Deeper in the Pacific, Russia has ruffled Australia’s feathers by sending strategic bombers to conduct exercises in neutral waters off Indonesia.

“It’s a reminder that Russia is here and wants to be a player in Pacific security and will use military force to demonstrate that,” said Peter Jennings of the Australian Strategic Policy Institute, according to The Guardian newspaper.

The Australian Department of Defence said “there was a brief period of increased readiness” in December 2017 when the Russian bombers conducted patrols after taking off from Indonesia’s Biak airfield, The Guardian reported.

Jennings said the Australian Defence Force may have had concerns about Russia conducting an intelligence-gathering operation “because they wouldn’t come this far south without wanting to look at the one significant Allied presence in this part of the world,” he said, according to The Guardian.

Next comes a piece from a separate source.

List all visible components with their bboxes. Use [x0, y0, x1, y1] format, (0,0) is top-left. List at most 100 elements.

The newspaper also listed a series of demonstrations by Russia to promote influence in the region. In 2016, Russia sent a secret shipment of 20 containers of weapons and military hardware to Fiji, followed by Russian personnel to provide weapons training; in 2014, Russia incited uneasiness by moving its naval vessels north of Australia days before the G20 Summit in Brisbane as tensions between Moscow and Canberra ran high, according to The Guardian.

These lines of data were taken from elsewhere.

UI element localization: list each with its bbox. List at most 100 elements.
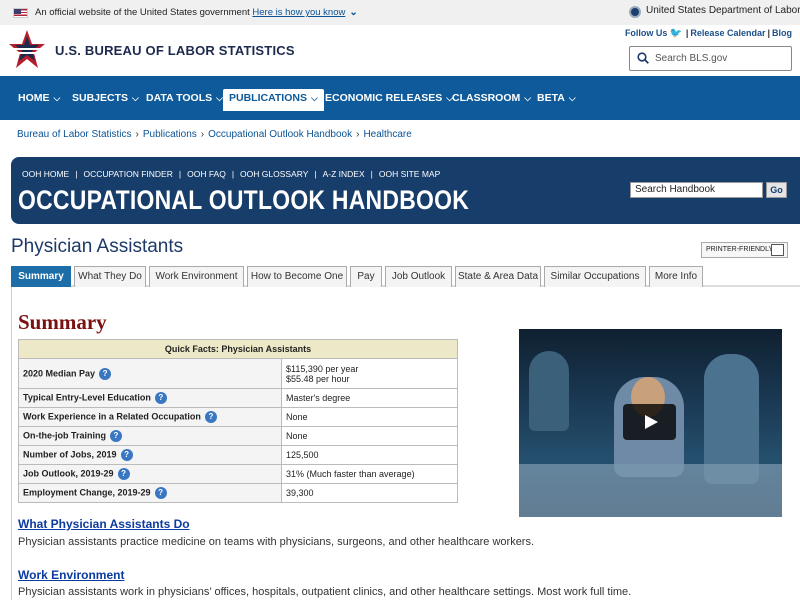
az-index-link[interactable]: A-Z INDEX — [323, 169, 365, 179]
work-experience-label: Work Experience in a Related Occupation — [23, 411, 201, 422]
printer-icon — [771, 244, 784, 256]
nav-data-tools[interactable]: DATA TOOLS ⌵ — [146, 89, 223, 111]
number-of-jobs-label: Number of Jobs, 2019 — [23, 449, 117, 460]
quick-facts-table: Quick Facts: Physician Assistants 2020 M… — [18, 339, 458, 503]
ooh-faq-link[interactable]: OOH FAQ — [187, 169, 226, 179]
breadcrumb-bls[interactable]: Bureau of Labor Statistics — [17, 129, 132, 140]
section-link-what-they-do[interactable]: What Physician Assistants Do — [18, 517, 190, 531]
tab-summary[interactable]: Summary — [11, 266, 71, 287]
row-value: $115,390 per year $55.48 per hour — [281, 358, 458, 389]
release-calendar-link[interactable]: Release Calendar — [690, 28, 765, 38]
ooh-site-map-link[interactable]: OOH SITE MAP — [379, 169, 440, 179]
tab-work-environment[interactable]: Work Environment — [149, 266, 244, 287]
video-player[interactable] — [519, 329, 782, 517]
printer-friendly-button[interactable]: PRINTER-FRIENDLY — [701, 242, 788, 258]
help-icon[interactable]: ? — [99, 367, 112, 380]
divider: | — [685, 28, 689, 38]
help-icon[interactable]: ? — [154, 487, 167, 499]
page-title: Physician Assistants — [11, 236, 184, 257]
nav-subjects-label: SUBJECTS — [72, 92, 129, 104]
help-icon[interactable]: ? — [117, 468, 130, 480]
median-pay-label: 2020 Median Pay — [23, 367, 96, 378]
handbook-search-input[interactable]: Search Handbook — [630, 182, 763, 198]
nav-beta[interactable]: BETA ⌵ — [537, 89, 576, 111]
tab-similar-occupations[interactable]: Similar Occupations — [544, 266, 646, 287]
section-text: Physician assistants practice medicine o… — [18, 536, 535, 548]
tab-state-area-data[interactable]: State & Area Data — [455, 266, 541, 287]
bls-logo[interactable] — [8, 28, 46, 72]
occupation-finder-link[interactable]: OCCUPATION FINDER — [83, 169, 172, 179]
row-value: Master's degree — [281, 388, 458, 408]
main-nav: HOME ⌵ SUBJECTS ⌵ DATA TOOLS ⌵ PUBLICATIONS… — [0, 76, 800, 120]
search-icon[interactable] — [637, 52, 649, 64]
divider: | — [370, 169, 373, 179]
chevron-down-icon: ⌵ — [53, 93, 61, 103]
table-row: Job Outlook, 2019-29? 31% (Much faster t… — [18, 464, 458, 484]
chevron-down-icon: ⌵ — [568, 93, 576, 103]
handbook-go-button[interactable]: Go — [766, 182, 787, 198]
median-pay-hourly: $55.48 per hour — [286, 373, 350, 384]
training-label: On-the-job Training — [23, 430, 106, 441]
help-icon[interactable]: ? — [120, 449, 133, 461]
nav-subjects[interactable]: SUBJECTS ⌵ — [72, 89, 139, 111]
row-value: 39,300 — [281, 483, 458, 503]
row-label: Typical Entry-Level Education? — [18, 388, 282, 408]
chevron-right-icon: › — [135, 129, 139, 140]
divider: | — [314, 169, 317, 179]
help-icon[interactable]: ? — [204, 411, 217, 423]
table-row: Employment Change, 2019-29? 39,300 — [18, 483, 458, 503]
twitter-icon[interactable]: 🐦 — [669, 28, 681, 39]
section-text: Physician assistants work in physicians’… — [18, 586, 632, 598]
table-row: Typical Entry-Level Education? Master's … — [18, 388, 458, 408]
job-outlook-label: Job Outlook, 2019-29 — [23, 468, 114, 479]
quick-facts-caption: Quick Facts: Physician Assistants — [18, 339, 458, 359]
ooh-home-link[interactable]: OOH HOME — [22, 169, 69, 179]
chevron-down-icon: ⌵ — [132, 93, 139, 103]
tab-more-info[interactable]: More Info — [649, 266, 703, 287]
row-value: None — [281, 407, 458, 427]
nav-home-label: HOME — [18, 92, 50, 104]
nav-publications-label: PUBLICATIONS — [229, 92, 307, 104]
median-pay-yearly: $115,390 per year — [286, 363, 359, 374]
header-links: Follow Us 🐦 | Release Calendar | Blog — [625, 28, 792, 39]
tab-how-to-become-one[interactable]: How to Become One — [247, 266, 347, 287]
play-icon[interactable] — [623, 404, 676, 440]
divider: | — [178, 169, 182, 179]
ooh-title[interactable]: OCCUPATIONAL OUTLOOK HANDBOOK — [18, 185, 469, 216]
tab-what-they-do[interactable]: What They Do — [74, 266, 146, 287]
search-placeholder: Search BLS.gov — [655, 53, 728, 64]
tab-job-outlook[interactable]: Job Outlook — [385, 266, 452, 287]
help-icon[interactable]: ? — [110, 430, 122, 442]
table-row: Work Experience in a Related Occupation?… — [18, 407, 458, 427]
row-value: None — [281, 426, 458, 446]
divider: | — [231, 169, 235, 179]
breadcrumb-ooh[interactable]: Occupational Outlook Handbook — [208, 129, 352, 140]
section-link-work-environment[interactable]: Work Environment — [18, 568, 124, 582]
chevron-right-icon: › — [200, 129, 205, 140]
chevron-down-icon: ⌵ — [216, 93, 223, 103]
breadcrumb-publications[interactable]: Publications — [143, 129, 197, 140]
row-label: Work Experience in a Related Occupation? — [18, 407, 282, 427]
nav-publications[interactable]: PUBLICATIONS ⌵ — [223, 89, 324, 111]
gov-banner-label: An official website of the United States… — [35, 7, 250, 18]
us-flag-icon — [13, 8, 28, 18]
follow-us-label: Follow Us — [624, 28, 668, 38]
help-icon[interactable]: ? — [154, 392, 167, 404]
nav-classroom[interactable]: CLASSROOM ⌵ — [452, 89, 531, 111]
nav-home[interactable]: HOME ⌵ — [18, 89, 60, 111]
agency-name[interactable]: U.S. BUREAU OF LABOR STATISTICS — [55, 43, 295, 58]
row-label: Job Outlook, 2019-29? — [18, 464, 282, 484]
how-you-know-link[interactable]: Here is how you know — [252, 7, 345, 18]
ooh-glossary-link[interactable]: OOH GLOSSARY — [240, 169, 308, 179]
divider: | — [75, 169, 78, 179]
printer-friendly-label: PRINTER-FRIENDLY — [706, 246, 774, 253]
breadcrumb-healthcare[interactable]: Healthcare — [363, 129, 411, 140]
blog-link[interactable]: Blog — [772, 28, 792, 38]
search-input[interactable]: Search BLS.gov — [629, 46, 792, 71]
dol-link[interactable]: United States Department of Labor — [646, 5, 800, 16]
nav-beta-label: BETA — [537, 92, 565, 104]
gov-banner-text: An official website of the United States… — [35, 7, 358, 18]
chevron-down-icon[interactable]: ⌄ — [349, 7, 357, 18]
nav-economic-releases[interactable]: ECONOMIC RELEASES ⌵ — [325, 89, 453, 111]
tab-pay[interactable]: Pay — [350, 266, 382, 287]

Tensions between Russia and Australia prompted the Australian government in March 2018 to warn citizens of anti-Western sentiment and harassment they could face should they travel to Russia.

“While the Australian government is not aware of any increased difficulties for Australians traveling in Russia at this time, you should follow the security and political situation closely and keep up to date with this travel advice,” the Australia Department of Foreign Affairs and Trade said in a statement. “Remain vigilant, avoid any protests or demonstrations and avoid commenting publicly on political developments.”

The following month in April, as many as 400 Australian businesses became victims of a cyber attack. Australia, Britain and the United States accused Russian government-backed hackers of infecting computer routers around the world in a cyber-espionage campaign targeting government agencies, businesses and critical infrastructure operators.

“We know that they were behind these attacks and that’s a very important escalation,” Australian Cyber Security Minister Angus Taylor told the Australian Broadcasting Corp. “The most important thing at this point is to attribute it. To say we know where this came from, we are working with our partners … and it’s unacceptable behavior.”